When my mum was alive, she sat in the same chair each night, listening to talk shows on her wireless. She usually had headphones on, turning the volume on her hearing aid to zero; probably to avoid my father’s pointless comments of the day from The Liverpool Echo. In her younger days, she would maybe smoke two cigarettes throughout the evening, whilst occasionally sipping gently a Cinzano Bianco, reflecting her character
I recall, sitting by my mums feet as a child, whilst my father sat alone on the couch. My older siblings were all out busy exploring their youth.

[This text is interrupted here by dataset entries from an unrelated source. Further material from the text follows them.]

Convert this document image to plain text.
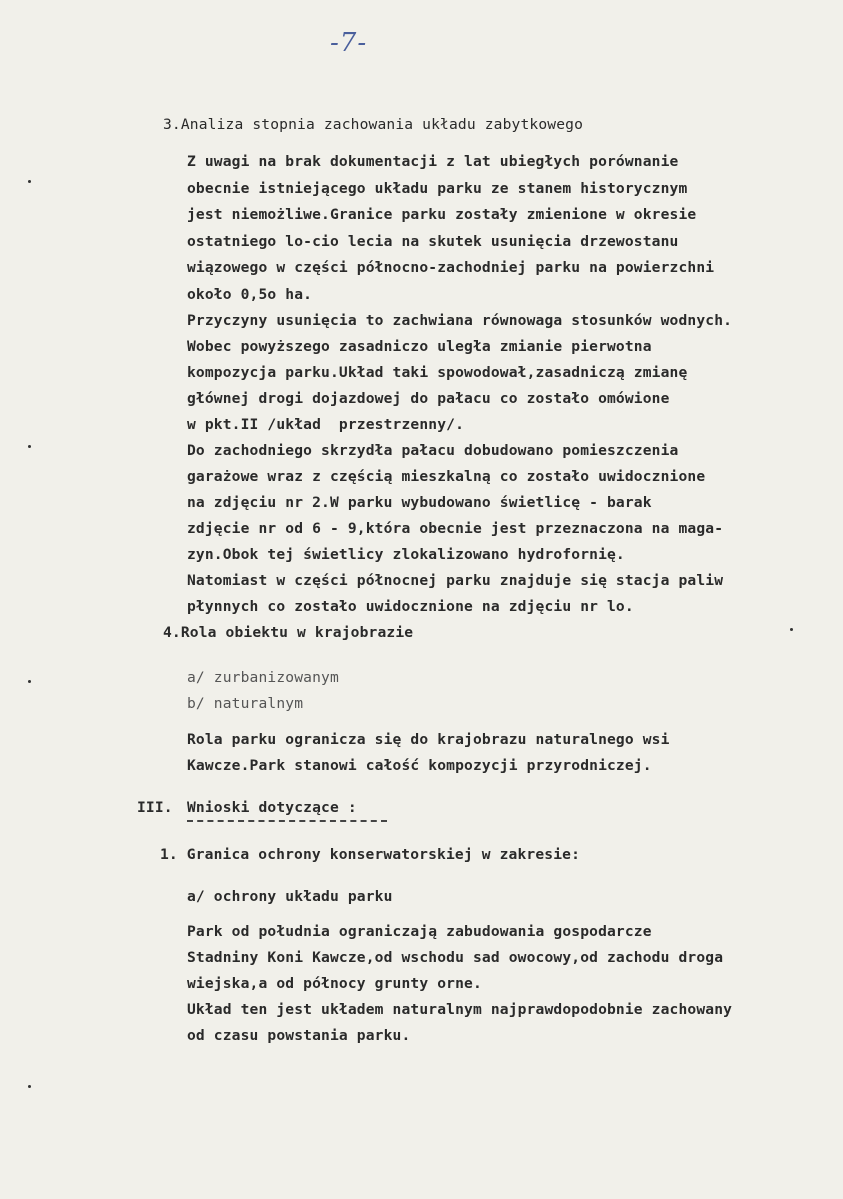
-7-
3.Analiza stopnia zachowania układu zabytkowego
Z uwagi na brak dokumentacji z lat ubiegłych porównanie
obecnie istniejącego układu parku ze stanem historycznym
jest niemożliwe.Granice parku zostały zmienione w okresie
ostatniego lo-cio lecia na skutek usunięcia drzewostanu
wiązowego w części północno-zachodniej parku na powierzchni
około 0,5o ha.
Przyczyny usunięcia to zachwiana równowaga stosunków wodnych.
Wobec powyższego zasadniczo uległa zmianie pierwotna
kompozycja parku.Układ taki spowodował,zasadniczą zmianę
głównej drogi dojazdowej do pałacu co zostało omówione
w pkt.II /układ  przestrzenny/.
Do zachodniego skrzydła pałacu dobudowano pomieszczenia
garażowe wraz z częścią mieszkalną co zostało uwidocznione
na zdjęciu nr 2.W parku wybudowano świetlicę - barak
zdjęcie nr od 6 - 9,która obecnie jest przeznaczona na maga-
zyn.Obok tej świetlicy zlokalizowano hydrofornię.
Natomiast w części północnej parku znajduje się stacja paliw
płynnych co zostało uwidocznione na zdjęciu nr lo.
4.Rola obiektu w krajobrazie
a/ zurbanizowanym
b/ naturalnym
Rola parku ogranicza się do krajobrazu naturalnego wsi
Kawcze.Park stanowi całość kompozycji przyrodniczej.
III. Wnioski dotyczące :
1. Granica ochrony konserwatorskiej w zakresie:
a/ ochrony układu parku
Park od południa ograniczają zabudowania gospodarcze
Stadniny Koni Kawcze,od wschodu sad owocowy,od zachodu droga
wiejska,a od północy grunty orne.
Układ ten jest układem naturalnym najprawdopodobnie zachowany
od czasu powstania parku.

By her side was a white mushroom lamp, and when she passed away, this was my memento, no gold interested me. The lamp is still the last light I see before I sleep.

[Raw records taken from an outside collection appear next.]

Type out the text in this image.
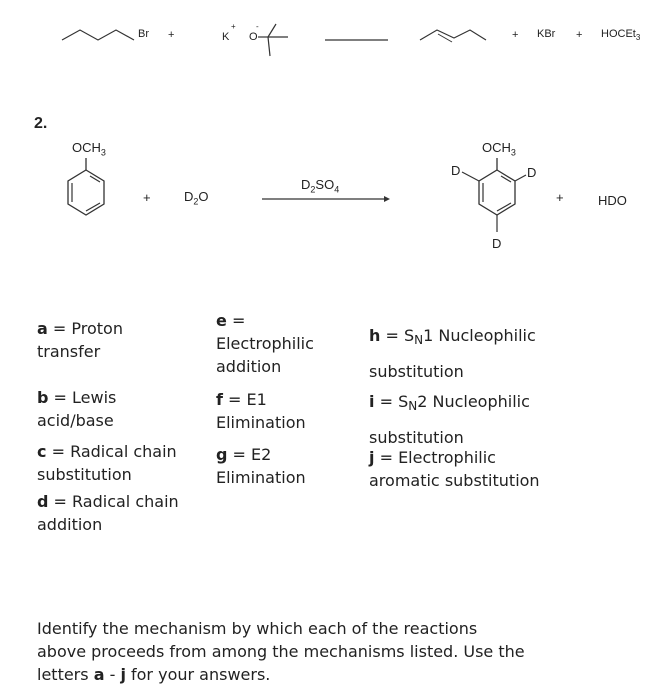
Br +	K
+
O
-
+ KBr + HOCEt$_3$
2.
$OCH_3$
+	$D_2O$
$D_2SO_4$
$OCH_3$
D	D
D
+	HDO
a = Proton
transfer
b = Lewis
acid/base
c = Radical chain
substitution
d = Radical chain
addition
e =
Electrophilic
addition
f = E1
Elimination
g = E2
Elimination
$h = S_N1$ Nucleophilic
substitution
$i = S_N2$ Nucleophilic
substitution
j = Electrophilic
aromatic substitution
Identify the mechanism by which each of the reactions
above proceeds from among the mechanisms listed. Use the
letters a - j for your answers.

My mum passed away in 2004 after a long illness, and slowly I have morphed to the place where she was happy and peaceful. My father has also passed, and now the couch remains empty. I could sit anywhere, but I graduate towards my mum’s chair, switch the radio on and instead of a Cinzano Bianco, a herbal tea is my choice of beverage.

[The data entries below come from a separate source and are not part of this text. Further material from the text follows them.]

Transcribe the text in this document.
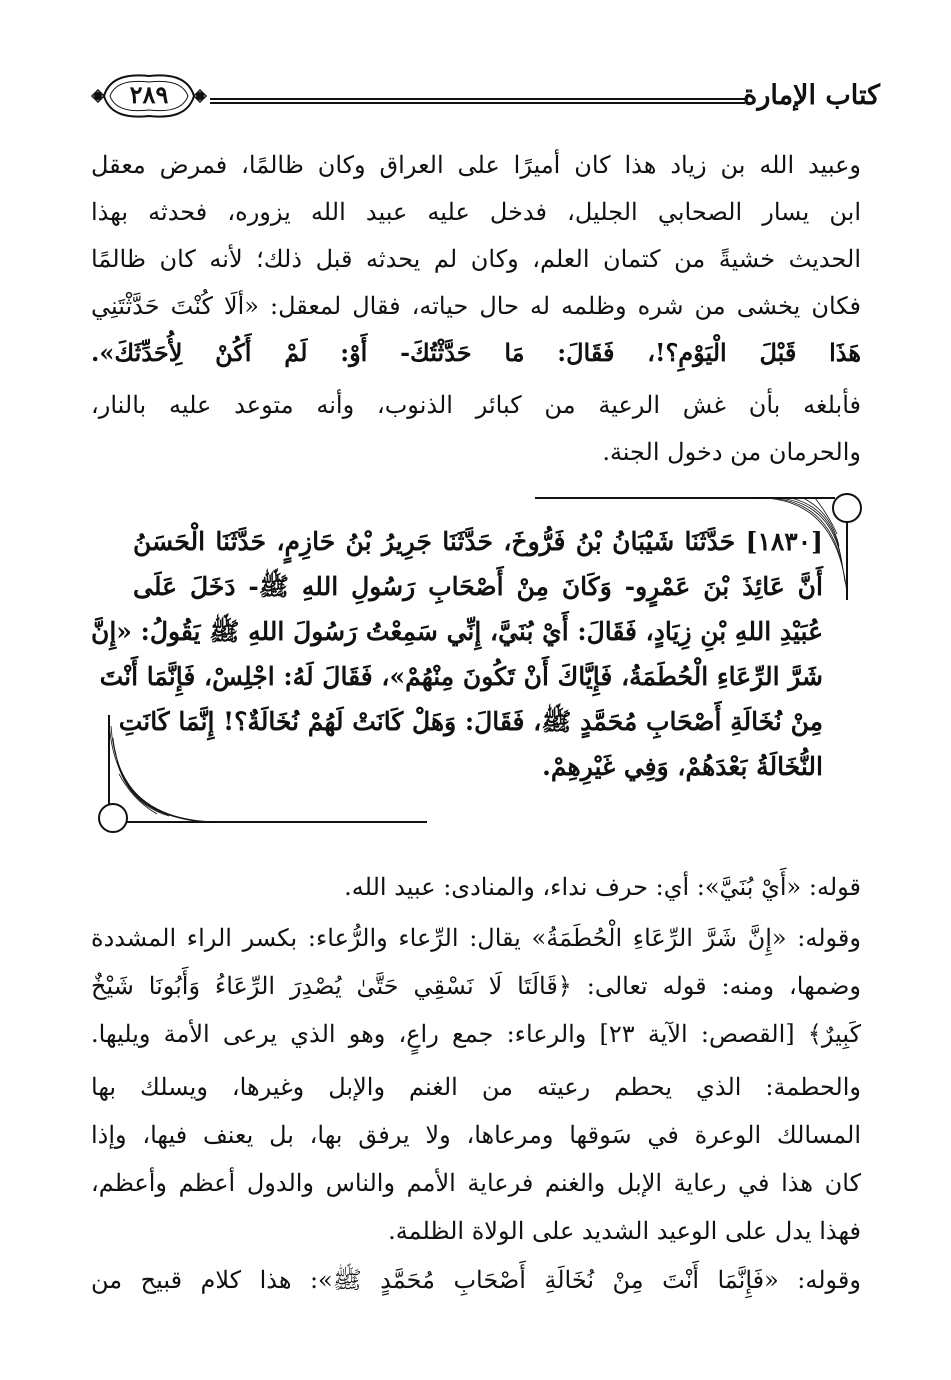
كتاب الإمارة
٢٨٩
وعبيد الله بن زياد هذا كان أميرًا على العراق وكان ظالمًا، فمرض معقل
ابن يسار الصحابي الجليل، فدخل عليه عبيد الله يزوره، فحدثه بهذا
الحديث خشيةً من كتمان العلم، وكان لم يحدثه قبل ذلك؛ لأنه كان ظالمًا
فكان يخشى من شره وظلمه له حال حياته، فقال لمعقل: «ألَا كُنْتَ حَدَّثْتَنِي
هَذَا قَبْلَ الْيَوْمِ؟!، فَقَالَ: مَا حَدَّثْتُكَ- أَوْ: لَمْ أَكُنْ لِأُحَدِّثَكَ».
فأبلغه بأن غش الرعية من كبائر الذنوب، وأنه متوعد عليه بالنار،
والحرمان من دخول الجنة.
[١٨٣٠] حَدَّثَنَا شَيْبَانُ بْنُ فَرُّوخَ، حَدَّثَنَا جَرِيرُ بْنُ حَازِمٍ، حَدَّثَنَا الْحَسَنُ
أَنَّ عَائِذَ بْنَ عَمْرٍو- وَكَانَ مِنْ أَصْحَابِ رَسُولِ اللهِ ﷺ- دَخَلَ عَلَى
عُبَيْدِ اللهِ بْنِ زِيَادٍ، فَقَالَ: أَيْ بُنَيَّ، إِنِّي سَمِعْتُ رَسُولَ اللهِ ﷺ يَقُولُ: «إِنَّ
شَرَّ الرِّعَاءِ الْحُطَمَةُ، فَإِيَّاكَ أَنْ تَكُونَ مِنْهُمْ»، فَقَالَ لَهُ: اجْلِسْ، فَإِنَّمَا أَنْتَ
مِنْ نُخَالَةِ أَصْحَابِ مُحَمَّدٍ ﷺ، فَقَالَ: وَهَلْ كَانَتْ لَهُمْ نُخَالَةٌ؟! إِنَّمَا كَانَتِ
النُّخَالَةُ بَعْدَهُمْ، وَفِي غَيْرِهِمْ.
قوله: «أَيْ بُنَيَّ»: أي: حرف نداء، والمنادى: عبيد الله.
وقوله: «إِنَّ شَرَّ الرِّعَاءِ الْحُطَمَةُ» يقال: الرِّعاء والرُّعاء: بكسر الراء المشددة
وضمها، ومنه: قوله تعالى: ﴿قَالَتَا لَا نَسْقِي حَتَّىٰ يُصْدِرَ الرِّعَاءُ وَأَبُونَا شَيْخٌ
كَبِيرٌ﴾ [القصص: الآية ٢٣] والرعاء: جمع راعٍ، وهو الذي يرعى الأمة ويليها.
والحطمة: الذي يحطم رعيته من الغنم والإبل وغيرها، ويسلك بها
المسالك الوعرة في سَوقها ومرعاها، ولا يرفق بها، بل يعنف فيها، وإذا
كان هذا في رعاية الإبل والغنم فرعاية الأمم والناس والدول أعظم وأعظم،
فهذا يدل على الوعيد الشديد على الولاة الظلمة.
وقوله: «فَإِنَّمَا أَنْتَ مِنْ نُخَالَةِ أَصْحَابِ مُحَمَّدٍ ﷺ»: هذا كلام قبيح من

To sit in her chair, copying her ways brings me comfort and worry in equal measures. There are times when I feel I haven’t moved on, almost as if the emotions of a grieving child are still at the raw stage. But tonight, I can feel her warmth and love comforting me. Feeling safe and loved I just want to embrace her and tell her that I love and miss her, but how can you hug a spirit?
Her home has undergone many changes throughout the years, colours, shapes and furniture; making the home almost unrecognisable from my childhood. But the bricks still hold the voices from the past, occasionally whispering tales of yesteryear, and tonight, as I seek comfort in mum’s chair, the only voices I hear are soothing and loving.